The bottleneck underneath all of this is power, not capital or government incentive, and the numbers involved are large enough to matter well beyond the tech sector. Industry estimates put ICT-sector baseload power requirements at 300 to 500 megawatts by 2026 alone, on top of ordinary economic growth in demand, a figure the country’s existing generation and transmission build-out was never sized for. Wholesale electricity prices across Luzon, Visayas, and Mindanao surged 58 percent in March 2026, and grid reserve margins remain thin enough that the national grid operator has flagged continued vulnerability to unplanned plant outages and demand spikes through mid-2026. Meralco is responding at the individual-project level rather than waiting for system-wide fixes: it commissioned a dedicated 115-kilovolt switching station to serve ePLDT’s VITRO facility in Santa Rosa, energized a dual-feed station inside ST Telemedia’s Polaris campus in Quezon City to guarantee stable power to that roughly 180-megawatt site, and has told researchers it expects to deliver 1,000 megawatts combined to ten data centers in the coming years. None of that changes the underlying reserve-margin math for the grid as a whole, it just prioritizes power delivery to the specific facilities large enough to negotiate their own dedicated infrastructure.
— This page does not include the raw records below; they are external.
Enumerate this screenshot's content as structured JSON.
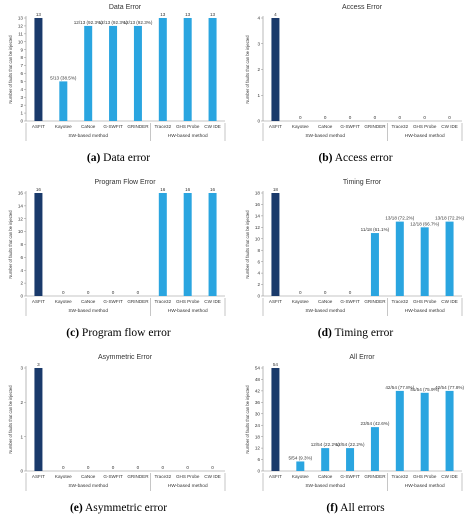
{
  "colors": {
    "asfit": "#1a3a6b",
    "others": "#2aa5e0",
    "axis": "#8c8c8c",
    "text": "#333333"
  },
  "chart_data": [
    {
      "type": "bar",
      "title": "Data Error",
      "caption_letter": "(a)",
      "caption_text": "Data error",
      "ylabel": "Number of faults that can be injected",
      "categories": [
        "ASFIT",
        "Kayotee",
        "CaNoe",
        "G-SWFIT",
        "GRINDER",
        "Trace32",
        "GHS Probe",
        "CW IDE"
      ],
      "groups": [
        {
          "label": "SW-based method",
          "count": 5
        },
        {
          "label": "HW-based method",
          "count": 3
        }
      ],
      "values": [
        13,
        5,
        12,
        12,
        12,
        13,
        13,
        13
      ],
      "data_labels": [
        "13",
        "5/13 (38.5%)",
        "12/13 (92.3%)",
        "12/13 (92.3%)",
        "12/13 (92.3%)",
        "13",
        "13",
        "13"
      ],
      "label_offsets": [
        0,
        0,
        0,
        0,
        0,
        0,
        0,
        0
      ],
      "yticks": [
        "0",
        "1",
        "2",
        "3",
        "4",
        "5",
        "6",
        "7",
        "8",
        "9",
        "10",
        "11",
        "12",
        "13"
      ],
      "ylim": [
        0,
        13
      ]
    },
    {
      "type": "bar",
      "title": "Access Error",
      "caption_letter": "(b)",
      "caption_text": "Access error",
      "ylabel": "Number of faults that can be injected",
      "categories": [
        "ASFIT",
        "Kayotee",
        "CaNoe",
        "G-SWFIT",
        "GRINDER",
        "Trace32",
        "GHS Probe",
        "CW IDE"
      ],
      "groups": [
        {
          "label": "SW-based method",
          "count": 5
        },
        {
          "label": "HW-based method",
          "count": 3
        }
      ],
      "values": [
        4,
        0,
        0,
        0,
        0,
        0,
        0,
        0
      ],
      "data_labels": [
        "4",
        "0",
        "0",
        "0",
        "0",
        "0",
        "0",
        "0"
      ],
      "label_offsets": [
        0,
        0,
        0,
        0,
        0,
        0,
        0,
        0
      ],
      "yticks": [
        "0",
        "1",
        "2",
        "3",
        "4"
      ],
      "ylim": [
        0,
        4
      ]
    },
    {
      "type": "bar",
      "title": "Program Flow Error",
      "caption_letter": "(c)",
      "caption_text": "Program flow error",
      "ylabel": "Number of faults that can be injected",
      "categories": [
        "ASFIT",
        "Kayotee",
        "CaNoe",
        "G-SWFIT",
        "GRINDER",
        "Trace32",
        "GHS Probe",
        "CW IDE"
      ],
      "groups": [
        {
          "label": "SW-based method",
          "count": 5
        },
        {
          "label": "HW-based method",
          "count": 3
        }
      ],
      "values": [
        16,
        0,
        0,
        0,
        0,
        16,
        16,
        16
      ],
      "data_labels": [
        "16",
        "0",
        "0",
        "0",
        "0",
        "16",
        "16",
        "16"
      ],
      "label_offsets": [
        0,
        0,
        0,
        0,
        0,
        0,
        0,
        0
      ],
      "yticks": [
        "0",
        "2",
        "4",
        "6",
        "8",
        "10",
        "12",
        "14",
        "16"
      ],
      "ylim": [
        0,
        16
      ]
    },
    {
      "type": "bar",
      "title": "Timing Error",
      "caption_letter": "(d)",
      "caption_text": "Timing error",
      "ylabel": "Number of faults that can be injected",
      "categories": [
        "ASFIT",
        "Kayotee",
        "CaNoe",
        "G-SWFIT",
        "GRINDER",
        "Trace32",
        "GHS Probe",
        "CW IDE"
      ],
      "groups": [
        {
          "label": "SW-based method",
          "count": 5
        },
        {
          "label": "HW-based method",
          "count": 3
        }
      ],
      "values": [
        18,
        0,
        0,
        0,
        11,
        13,
        12,
        13
      ],
      "data_labels": [
        "18",
        "0",
        "0",
        "0",
        "11/18 (61.1%)",
        "13/18 (72.2%)",
        "12/18 (66.7%)",
        "13/18 (72.2%)"
      ],
      "label_offsets": [
        0,
        0,
        0,
        0,
        0,
        0,
        0,
        0
      ],
      "yticks": [
        "0",
        "2",
        "4",
        "6",
        "8",
        "10",
        "12",
        "14",
        "16",
        "18"
      ],
      "ylim": [
        0,
        18
      ]
    },
    {
      "type": "bar",
      "title": "Asymmetric Error",
      "caption_letter": "(e)",
      "caption_text": "Asymmetric error",
      "ylabel": "Number of faults that can be injected",
      "categories": [
        "ASFIT",
        "Kayotee",
        "CaNoe",
        "G-SWFIT",
        "GRINDER",
        "Trace32",
        "GHS Probe",
        "CW IDE"
      ],
      "groups": [
        {
          "label": "SW-based method",
          "count": 5
        },
        {
          "label": "HW-based method",
          "count": 3
        }
      ],
      "values": [
        3,
        0,
        0,
        0,
        0,
        0,
        0,
        0
      ],
      "data_labels": [
        "3",
        "0",
        "0",
        "0",
        "0",
        "0",
        "0",
        "0"
      ],
      "label_offsets": [
        0,
        0,
        0,
        0,
        0,
        0,
        0,
        0
      ],
      "yticks": [
        "0",
        "1",
        "2",
        "3"
      ],
      "ylim": [
        0,
        3
      ]
    },
    {
      "type": "bar",
      "title": "All Error",
      "caption_letter": "(f)",
      "caption_text": "All errors",
      "ylabel": "Number of faults that can be injected",
      "categories": [
        "ASFIT",
        "Kayotee",
        "CaNoe",
        "G-SWFIT",
        "GRINDER",
        "Trace32",
        "GHS Probe",
        "CW IDE"
      ],
      "groups": [
        {
          "label": "SW-based method",
          "count": 5
        },
        {
          "label": "HW-based method",
          "count": 3
        }
      ],
      "values": [
        54,
        5,
        12,
        12,
        23,
        42,
        41,
        42
      ],
      "data_labels": [
        "54",
        "5/54 (9.3%)",
        "12/54 (22.2%)",
        "12/54 (22.2%)",
        "23/54 (42.6%)",
        "42/54 (77.8%)",
        "41/54 (75.9%)",
        "42/54 (77.8%)"
      ],
      "label_offsets": [
        0,
        0,
        0,
        0,
        0,
        0,
        0,
        0
      ],
      "yticks": [
        "0",
        "6",
        "12",
        "18",
        "24",
        "30",
        "36",
        "42",
        "48",
        "54"
      ],
      "ylim": [
        0,
        54
      ]
    }
  ]
}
Every one of these projects, in other words, is competing for grid capacity in a country where electricity pricing and supply reliability are already contentious political issues entirely separate from AI. Tripling data center demand for power lands on a grid that was never sized with AI-scale compute density in mind, and none of the incentive tiers in the SIPP directly address that constraint, they lower the cost of building, not the cost or availability of the electricity needed to actually run what gets built.
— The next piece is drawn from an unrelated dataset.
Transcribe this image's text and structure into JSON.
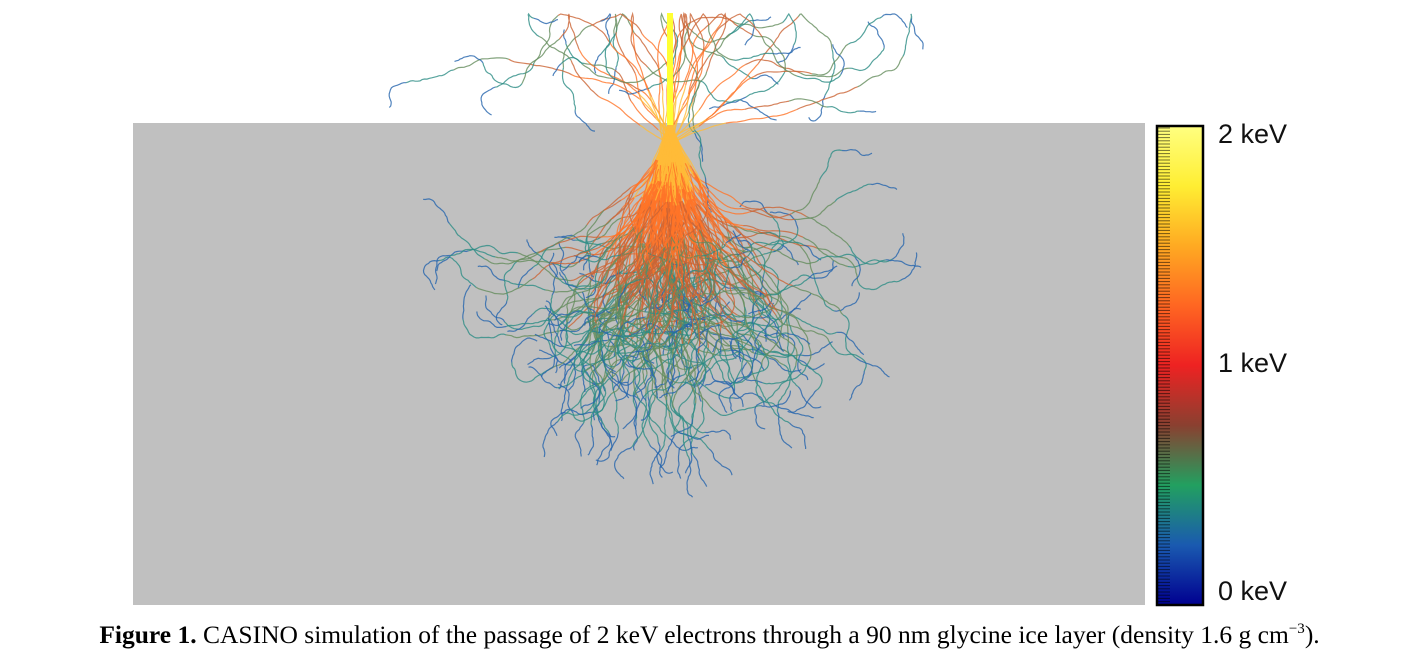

For Philippine AI startups, the practical question the SIPP incentives raise isn’t about data center ownership, almost none of these projects are being built for cheap compute access by local startups, they’re being built for hyperscaler and large enterprise colocation tenants capable of filling a 100-megawatt facility on their own, or dedicated national-security infrastructure under an agreement Manila is still negotiating jurisdiction terms for. The more relevant question is whether this new local supply eventually pushes GPU-hour pricing down for smaller Philippine tenants at all, or whether, as with the Clark hub before it, the capacity gets absorbed entirely by foreign enterprise and government clients before it ever meaningfully reaches a Series A Philippine AI startup’s monthly compute bill.
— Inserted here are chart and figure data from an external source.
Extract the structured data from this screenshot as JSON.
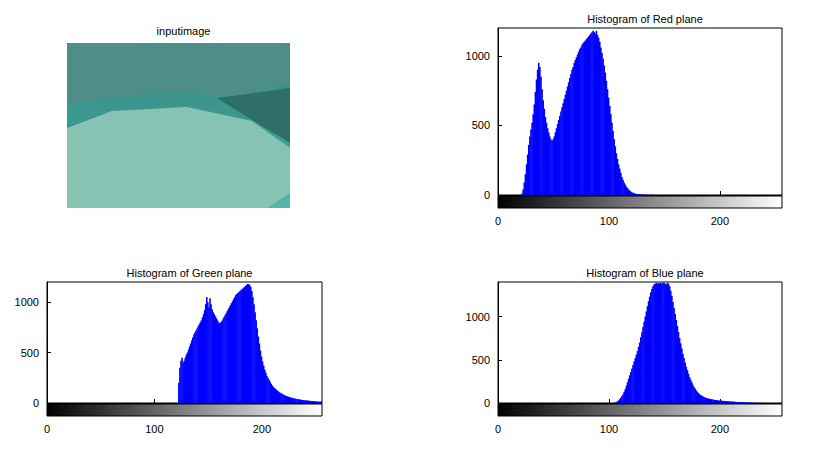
{
  "image": {
    "title": "inputimage"
  },
  "chart_data": [
    {
      "type": "histogram",
      "title": "Histogram of Red plane",
      "color": "#0000ff",
      "grid": false,
      "xlim": [
        0,
        256
      ],
      "xticks": [
        0,
        100,
        200
      ],
      "ylim": [
        0,
        1200
      ],
      "yticks": [
        0,
        500,
        1000
      ],
      "bins": [
        20,
        21,
        22,
        23,
        24,
        25,
        26,
        27,
        28,
        29,
        30,
        31,
        32,
        33,
        34,
        35,
        36,
        37,
        38,
        39,
        40,
        41,
        42,
        43,
        44,
        45,
        46,
        47,
        48,
        49,
        50,
        51,
        52,
        53,
        54,
        55,
        56,
        57,
        58,
        59,
        60,
        61,
        62,
        63,
        64,
        65,
        66,
        67,
        68,
        69,
        70,
        71,
        72,
        73,
        74,
        75,
        76,
        77,
        78,
        79,
        80,
        81,
        82,
        83,
        84,
        85,
        86,
        87,
        88,
        89,
        90,
        91,
        92,
        93,
        94,
        95,
        96,
        97,
        98,
        99,
        100,
        101,
        102,
        103,
        104,
        105,
        106,
        107,
        108,
        109,
        110,
        111,
        112,
        113,
        114,
        115,
        116,
        117,
        118,
        119,
        120,
        121,
        122,
        123,
        124,
        125,
        126,
        127,
        128,
        129,
        130,
        131,
        132,
        133,
        134,
        135,
        136,
        137,
        138,
        139,
        140,
        141
      ],
      "values": [
        0,
        10,
        40,
        90,
        150,
        220,
        290,
        360,
        420,
        470,
        520,
        580,
        650,
        740,
        830,
        900,
        950,
        920,
        850,
        760,
        680,
        620,
        560,
        520,
        480,
        450,
        420,
        400,
        390,
        400,
        420,
        450,
        480,
        510,
        540,
        570,
        600,
        630,
        660,
        690,
        720,
        750,
        780,
        810,
        840,
        870,
        900,
        920,
        950,
        970,
        990,
        1010,
        1030,
        1050,
        1060,
        1080,
        1090,
        1100,
        1110,
        1120,
        1130,
        1140,
        1150,
        1160,
        1170,
        1180,
        1170,
        1160,
        1180,
        1150,
        1130,
        1100,
        1060,
        1020,
        980,
        930,
        880,
        820,
        760,
        700,
        640,
        580,
        520,
        460,
        400,
        350,
        300,
        260,
        220,
        190,
        160,
        130,
        110,
        90,
        75,
        60,
        50,
        40,
        32,
        26,
        20,
        16,
        13,
        10,
        8,
        7,
        6,
        5,
        4,
        4,
        3,
        3,
        2,
        2,
        2,
        1,
        1,
        1,
        1,
        1,
        0
      ]
    },
    {
      "type": "histogram",
      "title": "Histogram of Green plane",
      "color": "#0000ff",
      "grid": false,
      "xlim": [
        0,
        256
      ],
      "xticks": [
        0,
        100,
        200
      ],
      "ylim": [
        0,
        1200
      ],
      "yticks": [
        0,
        500,
        1000
      ],
      "bins": [
        122,
        123,
        124,
        125,
        126,
        127,
        128,
        129,
        130,
        131,
        132,
        133,
        134,
        135,
        136,
        137,
        138,
        139,
        140,
        141,
        142,
        143,
        144,
        145,
        146,
        147,
        148,
        149,
        150,
        151,
        152,
        153,
        154,
        155,
        156,
        157,
        158,
        159,
        160,
        161,
        162,
        163,
        164,
        165,
        166,
        167,
        168,
        169,
        170,
        171,
        172,
        173,
        174,
        175,
        176,
        177,
        178,
        179,
        180,
        181,
        182,
        183,
        184,
        185,
        186,
        187,
        188,
        189,
        190,
        191,
        192,
        193,
        194,
        195,
        196,
        197,
        198,
        199,
        200,
        201,
        202,
        203,
        204,
        205,
        206,
        207,
        208,
        209,
        210,
        211,
        212,
        213,
        214,
        215,
        216,
        217,
        218,
        219,
        220,
        221,
        222,
        223,
        224,
        225,
        226,
        227,
        228,
        229,
        230,
        231,
        232,
        233,
        234,
        235,
        236,
        237,
        238,
        239,
        240,
        241,
        242,
        243,
        244,
        245,
        246,
        247,
        248,
        249,
        250,
        251,
        252,
        253,
        254,
        255,
        256
      ],
      "values": [
        200,
        350,
        420,
        450,
        400,
        420,
        450,
        480,
        500,
        530,
        560,
        590,
        620,
        650,
        680,
        700,
        720,
        740,
        760,
        780,
        800,
        820,
        850,
        880,
        920,
        980,
        1050,
        1000,
        950,
        1040,
        980,
        930,
        900,
        880,
        860,
        840,
        820,
        800,
        790,
        800,
        810,
        830,
        850,
        870,
        890,
        910,
        930,
        950,
        970,
        990,
        1010,
        1030,
        1050,
        1070,
        1080,
        1090,
        1100,
        1110,
        1120,
        1130,
        1140,
        1150,
        1160,
        1170,
        1180,
        1180,
        1170,
        1150,
        1110,
        1050,
        980,
        900,
        820,
        740,
        660,
        590,
        520,
        460,
        410,
        370,
        330,
        300,
        270,
        250,
        230,
        210,
        190,
        175,
        160,
        150,
        140,
        130,
        120,
        112,
        105,
        98,
        92,
        86,
        80,
        75,
        70,
        66,
        62,
        58,
        55,
        52,
        49,
        46,
        44,
        42,
        40,
        38,
        36,
        34,
        32,
        30,
        28,
        27,
        26,
        25,
        24,
        23,
        22,
        21,
        20,
        19,
        18,
        17,
        16,
        15,
        14,
        13,
        12,
        20
      ]
    },
    {
      "type": "histogram",
      "title": "Histogram of Blue plane",
      "color": "#0000ff",
      "grid": false,
      "xlim": [
        0,
        256
      ],
      "xticks": [
        0,
        100,
        200
      ],
      "ylim": [
        0,
        1400
      ],
      "yticks": [
        0,
        500,
        1000
      ],
      "bins": [
        105,
        106,
        107,
        108,
        109,
        110,
        111,
        112,
        113,
        114,
        115,
        116,
        117,
        118,
        119,
        120,
        121,
        122,
        123,
        124,
        125,
        126,
        127,
        128,
        129,
        130,
        131,
        132,
        133,
        134,
        135,
        136,
        137,
        138,
        139,
        140,
        141,
        142,
        143,
        144,
        145,
        146,
        147,
        148,
        149,
        150,
        151,
        152,
        153,
        154,
        155,
        156,
        157,
        158,
        159,
        160,
        161,
        162,
        163,
        164,
        165,
        166,
        167,
        168,
        169,
        170,
        171,
        172,
        173,
        174,
        175,
        176,
        177,
        178,
        179,
        180,
        181,
        182,
        183,
        184,
        185,
        186,
        187,
        188,
        189,
        190,
        191,
        192,
        193,
        194,
        195,
        196,
        197,
        198,
        199,
        200,
        201,
        202,
        203,
        204,
        205,
        206,
        207,
        208,
        209,
        210,
        211,
        212,
        213,
        214,
        215,
        216,
        217,
        218,
        219,
        220,
        221,
        222,
        223,
        224,
        225,
        226,
        227,
        228,
        229,
        230,
        231,
        232,
        233,
        234,
        235,
        236,
        237,
        238,
        239,
        240
      ],
      "values": [
        5,
        10,
        20,
        30,
        45,
        60,
        80,
        100,
        130,
        160,
        200,
        240,
        280,
        320,
        360,
        400,
        440,
        480,
        520,
        560,
        600,
        650,
        700,
        760,
        820,
        880,
        940,
        1000,
        1060,
        1120,
        1180,
        1230,
        1280,
        1320,
        1350,
        1370,
        1380,
        1390,
        1380,
        1390,
        1385,
        1390,
        1380,
        1390,
        1390,
        1380,
        1370,
        1390,
        1380,
        1350,
        1300,
        1240,
        1170,
        1100,
        1030,
        960,
        890,
        820,
        750,
        690,
        630,
        570,
        520,
        470,
        420,
        380,
        340,
        300,
        270,
        240,
        210,
        185,
        165,
        145,
        130,
        115,
        102,
        92,
        84,
        77,
        70,
        64,
        59,
        55,
        51,
        48,
        45,
        42,
        40,
        38,
        36,
        34,
        32,
        30,
        28,
        27,
        26,
        25,
        24,
        23,
        22,
        21,
        20,
        19,
        18,
        17,
        16,
        15,
        14,
        13,
        12,
        11,
        10,
        10,
        9,
        9,
        8,
        8,
        7,
        7,
        6,
        6,
        5,
        5,
        4,
        4,
        3,
        3,
        2,
        2,
        2,
        1,
        1,
        1,
        1
      ]
    }
  ]
}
The SIPP’s tax incentives make the Philippines a cheaper place to build AI infrastructure than it was a year ago. They say nothing yet, on their own, about who actually gets to rent time on what gets built, or whether the power grid underneath it can keep pace with a tripling of demand on top of an already-strained baseload, and both of those distinctions are likely to matter more to the domestic startup ecosystem than the headline capacity figures being reported right now.